The Hyres, Chapter Four: 

Kelsey

 

    We assumed, after we finished telling the Hyres’ sad story on this site in late 2003 that that was the last we were going to hear about it. Gerald and Bonnie had moved on with their lives to the extent that they possibly could, and at the time they were both in prison.

    Nathan was living with Bonnie’s parents. Kelsey had been taken into foster care and, presumably, we would never know who with. It was also likely that she would end up being adopted again, but as these things are always kept confidential we would never who, or where she lived.

    But that assumption turned out to be wrong, thanks to us having put this website up.

    ***

    One evening late in July of 2005, Dan went upstairs with Anguel after dinner to check email. Just like the night around that time of year several years before when Constance Bady called from out of the blue after having read our ODHS complaint, there would be more to our story to come.

    This time, one of the emails was from Sue Minick — Kelsey’s new mother. Not just foster mother, mother. Kelsey’s second adoption had been legally concluded just the month before, and Kelsey had her last name now.

    One of her other daughters had been searching on the Internet on Kelsey’s name, since the story had gotten out there, and landed on our website.

    A computer crash several days later sent the original email to data heaven, so we don’t have it, but that’s OK as we were able to chat on the phone since we had printed out the email. Dan called her up and talked to her for a while.

    She was very glad to have found our website, as we had apparently filled in a few details of Kelsey’s original adoption from Russia, things she knew Kelsey would want to know.

    We wanted to know, for our part, how Kelsey was doing. “Great!" she told us.

    She had been a longtime foster mom, had never worked outside the house, and had a family of seven, most of them children she’d taken in and eventually adopted along with her husband. One of her daughters, Amanda, had also come to her after being paralyzed from injuries suffered at the hands of an abusive father. She and her husband had tended the girl through her treatment and rehabilitation, so she felt uniquely qualified to take care of this.

    When she heard about the case on the radio, she had felt such a sense of déja vu that she went down to the county’s family services office and demanded that Kelsey be placed with her as she would know the girl’s needs very well. Eventually she got her wish.

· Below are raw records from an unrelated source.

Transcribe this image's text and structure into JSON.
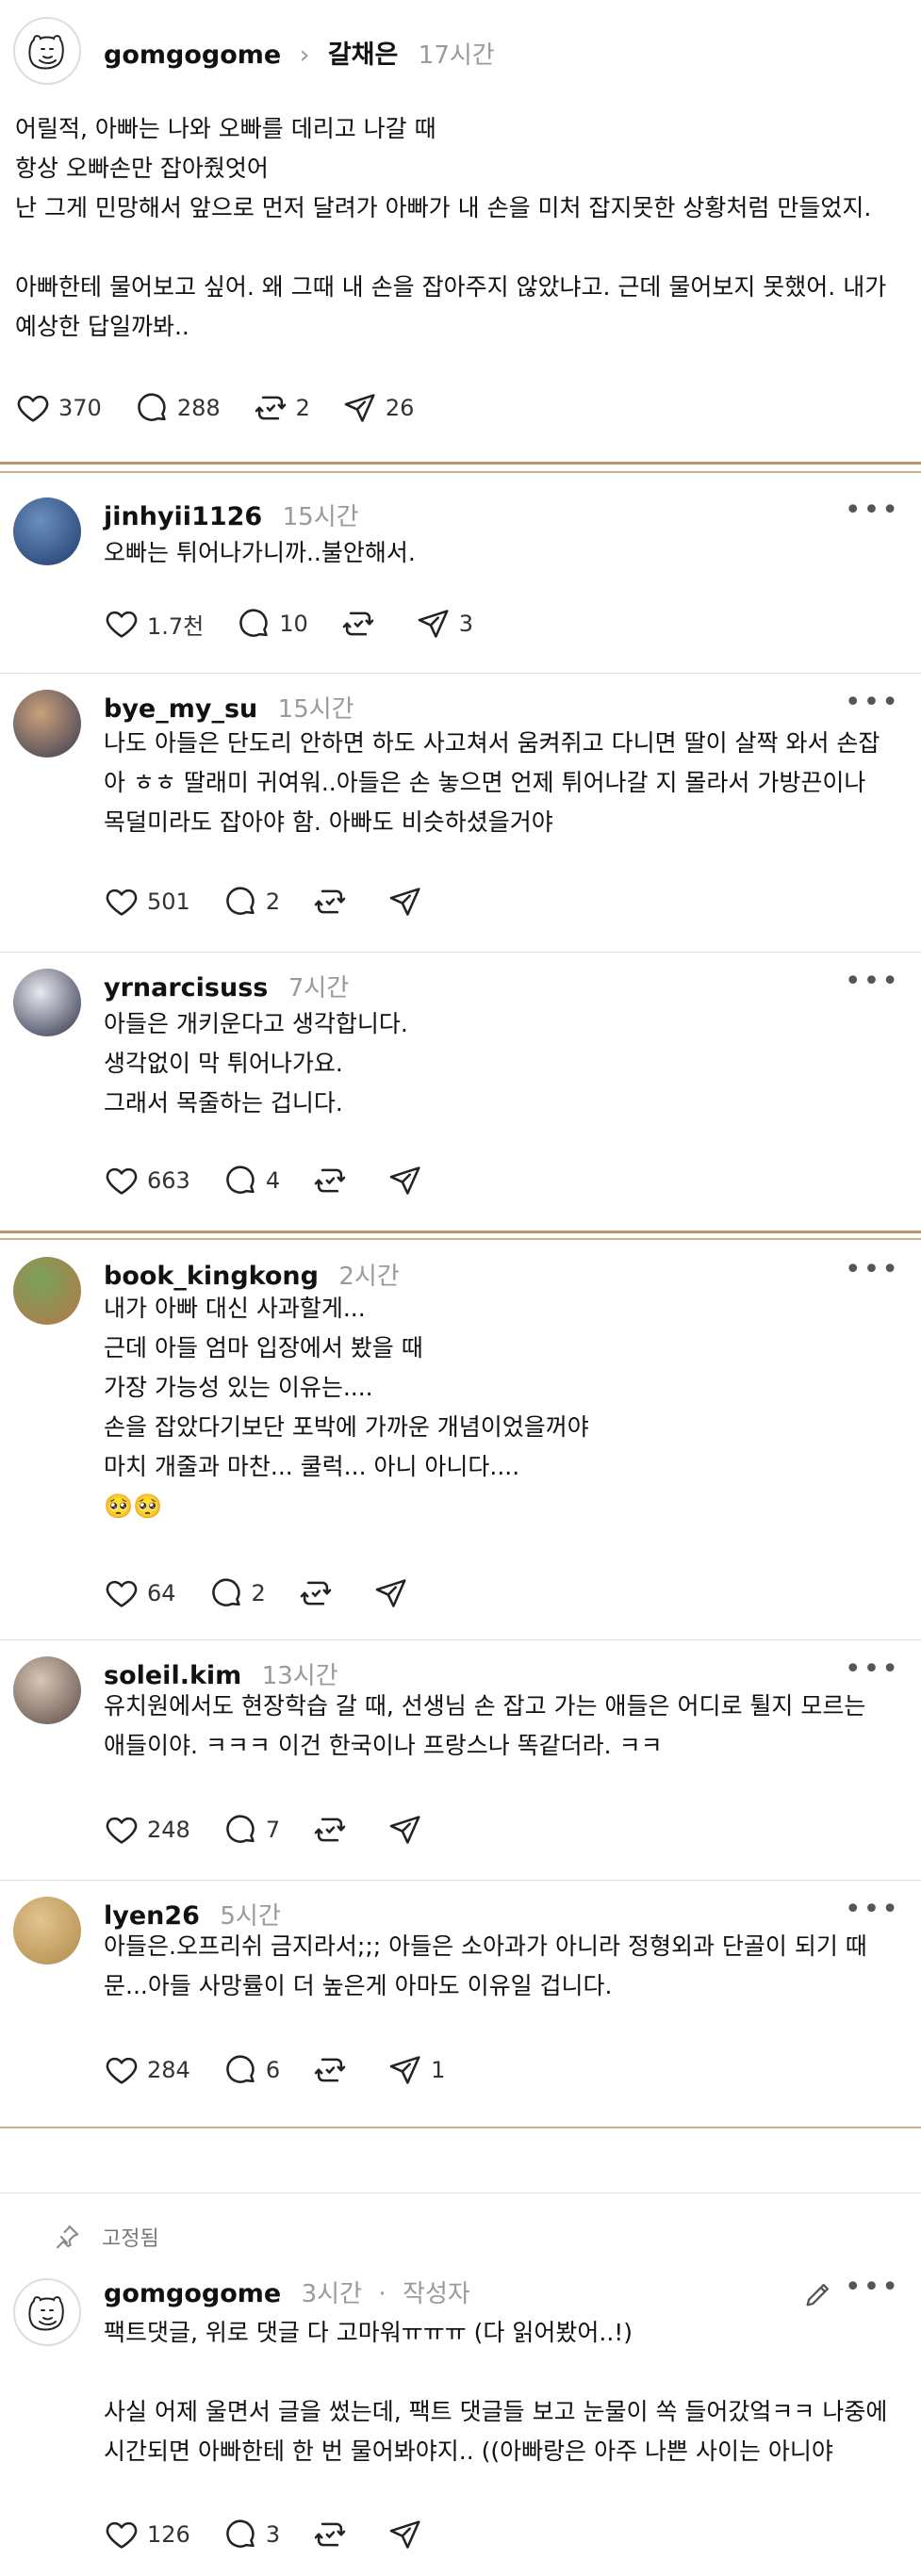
{
  "op": {
    "username": "gomgogome",
    "reply_to": "갈채은",
    "time": "17시간",
    "text": "어릴적, 아빠는 나와 오빠를 데리고 나갈 때\n항상 오빠손만 잡아줬엇어\n난 그게 민망해서 앞으로 먼저 달려가 아빠가 내 손을 미처 잡지못한 상황처럼 만들었지.\n\n아빠한테 물어보고 싶어. 왜 그때 내 손을 잡아주지 않았냐고. 근데 물어보지 못했어. 내가 예상한 답일까봐..",
    "likes": "370",
    "comments": "288",
    "reposts": "2",
    "shares": "26"
  },
  "comments": [
    {
      "username": "jinhyii1126",
      "time": "15시간",
      "text": "오빠는 튀어나가니까..불안해서.",
      "likes": "1.7천",
      "comments": "10",
      "reposts": "",
      "shares": "3"
    },
    {
      "username": "bye_my_su",
      "time": "15시간",
      "text": "나도 아들은 단도리 안하면 하도 사고쳐서 움켜쥐고 다니면 딸이 살짝 와서 손잡아 ㅎㅎ 딸래미 귀여워..아들은 손 놓으면 언제 튀어나갈 지 몰라서 가방끈이나 목덜미라도 잡아야 함. 아빠도 비슷하셨을거야",
      "likes": "501",
      "comments": "2",
      "reposts": "",
      "shares": ""
    },
    {
      "username": "yrnarcisuss",
      "time": "7시간",
      "text": "아들은 개키운다고 생각합니다.\n생각없이 막 튀어나가요.\n그래서 목줄하는 겁니다.",
      "likes": "663",
      "comments": "4",
      "reposts": "",
      "shares": ""
    },
    {
      "username": "book_kingkong",
      "time": "2시간",
      "text": "내가 아빠 대신 사과할게...\n근데 아들 엄마 입장에서 봤을 때\n가장 가능성 있는 이유는....\n손을 잡았다기보단 포박에 가까운 개념이었을꺼야\n마치 개줄과 마찬... 쿨럭... 아니 아니다....\n🥺🥺",
      "likes": "64",
      "comments": "2",
      "reposts": "",
      "shares": ""
    },
    {
      "username": "soleil.kim",
      "time": "13시간",
      "text": "유치원에서도 현장학습 갈 때, 선생님 손 잡고 가는 애들은 어디로 튈지 모르는 애들이야. ㅋㅋㅋ 이건 한국이나 프랑스나 똑같더라. ㅋㅋ",
      "likes": "248",
      "comments": "7",
      "reposts": "",
      "shares": ""
    },
    {
      "username": "lyen26",
      "time": "5시간",
      "text": "아들은.오프리쉬 금지라서;;; 아들은 소아과가 아니라 정형외과 단골이 되기 때문...아들 사망률이 더 높은게 아마도 이유일 겁니다.",
      "likes": "284",
      "comments": "6",
      "reposts": "",
      "shares": "1"
    }
  ],
  "pinned_label": "고정됨",
  "author_reply": {
    "username": "gomgogome",
    "time": "3시간",
    "author_tag": "작성자",
    "text": "팩트댓글, 위로 댓글 다 고마워ㅠㅠㅠ (다 읽어봤어..!)\n\n사실 어제 울면서 글을 썼는데, 팩트 댓글들 보고 눈물이 쏙 들어갔엌ㅋㅋ 나중에 시간되면 아빠한테 한 번 물어봐야지.. ((아빠랑은 아주 나쁜 사이는 아니야",
    "likes": "126",
    "comments": "3",
    "reposts": "",
    "shares": ""
  },
  "more_label": "•••"
}
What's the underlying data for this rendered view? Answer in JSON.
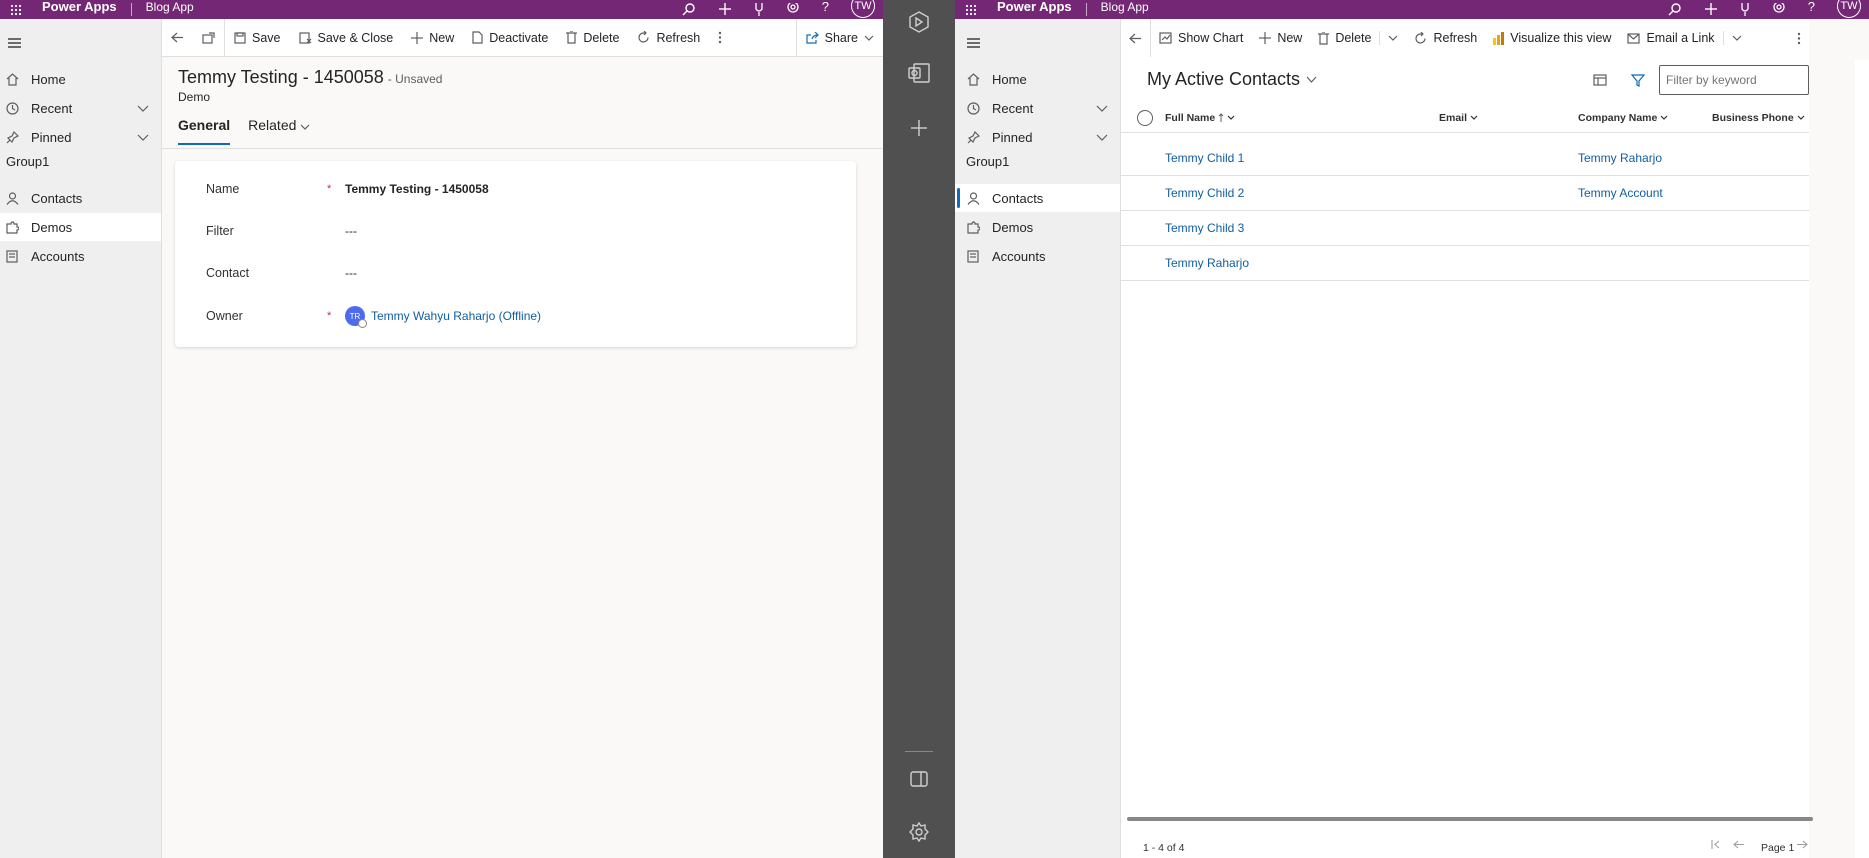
{
  "left": {
    "topbar": {
      "app_name": "Power Apps",
      "sub_name": "Blog App",
      "avatar": "TW"
    },
    "nav": {
      "items": [
        {
          "label": "Home",
          "icon": "home-icon"
        },
        {
          "label": "Recent",
          "icon": "clock-icon"
        },
        {
          "label": "Pinned",
          "icon": "pin-icon"
        }
      ],
      "group": "Group1",
      "entities": [
        {
          "label": "Contacts",
          "icon": "person-icon"
        },
        {
          "label": "Demos",
          "icon": "puzzle-icon"
        },
        {
          "label": "Accounts",
          "icon": "document-icon"
        }
      ]
    },
    "commands": {
      "save": "Save",
      "save_close": "Save & Close",
      "new": "New",
      "deactivate": "Deactivate",
      "delete": "Delete",
      "refresh": "Refresh",
      "share": "Share"
    },
    "record": {
      "title": "Temmy Testing - 1450058",
      "status": "- Unsaved",
      "entity": "Demo"
    },
    "tabs": [
      "General",
      "Related"
    ],
    "fields": {
      "name_label": "Name",
      "name_value": "Temmy Testing - 1450058",
      "filter_label": "Filter",
      "filter_value": "---",
      "contact_label": "Contact",
      "contact_value": "---",
      "owner_label": "Owner",
      "owner_initials": "TR",
      "owner_value": "Temmy Wahyu Raharjo (Offline)",
      "required_mark": "*"
    }
  },
  "right": {
    "topbar": {
      "app_name": "Power Apps",
      "sub_name": "Blog App",
      "avatar": "TW"
    },
    "nav": {
      "items": [
        {
          "label": "Home"
        },
        {
          "label": "Recent"
        },
        {
          "label": "Pinned"
        }
      ],
      "group": "Group1",
      "entities": [
        {
          "label": "Contacts"
        },
        {
          "label": "Demos"
        },
        {
          "label": "Accounts"
        }
      ]
    },
    "commands": {
      "show_chart": "Show Chart",
      "new": "New",
      "delete": "Delete",
      "refresh": "Refresh",
      "visualize": "Visualize this view",
      "email_link": "Email a Link"
    },
    "view": {
      "title": "My Active Contacts",
      "filter_placeholder": "Filter by keyword",
      "columns": [
        "Full Name",
        "Email",
        "Company Name",
        "Business Phone"
      ],
      "rows": [
        {
          "full_name": "Temmy Child 1",
          "email": "",
          "company": "Temmy Raharjo",
          "phone": ""
        },
        {
          "full_name": "Temmy Child 2",
          "email": "",
          "company": "Temmy Account",
          "phone": ""
        },
        {
          "full_name": "Temmy Child 3",
          "email": "",
          "company": "",
          "phone": ""
        },
        {
          "full_name": "Temmy Raharjo",
          "email": "",
          "company": "",
          "phone": ""
        }
      ],
      "record_count": "1 - 4 of 4",
      "page": "Page 1"
    }
  },
  "colors": {
    "brand": "#742774",
    "link": "#115ea3",
    "accent": "#0f6cbd",
    "rail": "#505050"
  }
}
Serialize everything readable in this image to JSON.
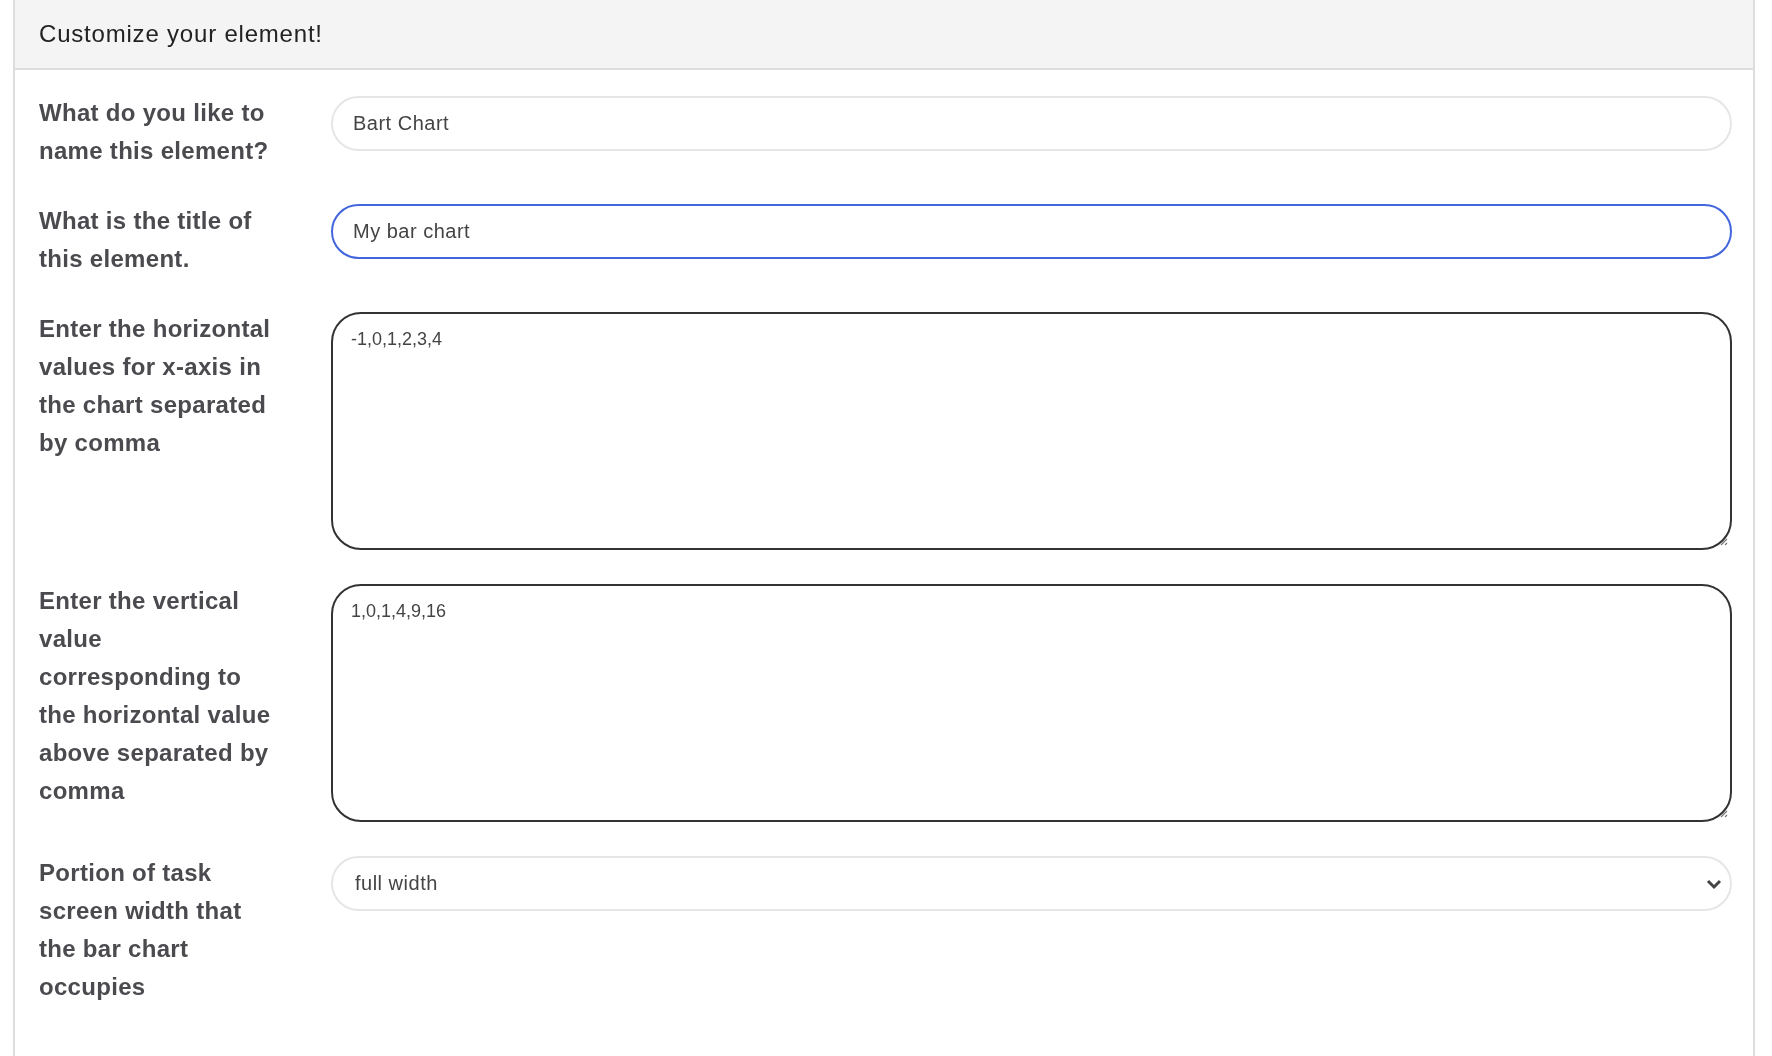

    Two years later, she didn’t regret it in the slightest. Kelsey has adapted to life in a wheelchair as well as she can, and most notably, she said, has a very positive and upbeat attitude.

    That’s good, because she said the doctors said Kelsey was lucky to be alive following her injury (that’s right, lucky to be alive). If it had been more severe, in a different part of her spine or she hadn’t gotten prompt medical attention, she would have joined the other 13 Russian adoptees in America who have died at the hands of their adoptive parents. So far, in fact, she is the only one we know of to have survived severe physical abuse (Gerald has never told anyone, as far as we know, exactly what he did that night, and at this point it’s not of pressing importance as he has faced the consequences, and continues to do so every morning of his life).

    She asked us also about adopting from Russia, which she knew nothing about. She thought Kelsey might like to have a sister of her own ethnic background, and she had always tried to give her kids someone else in the family with an issue they could relate to (one of her other adopted children had a disability, too). We told her it was getting harder to do (it was) and she’d be better off, and richer, for not making the effort.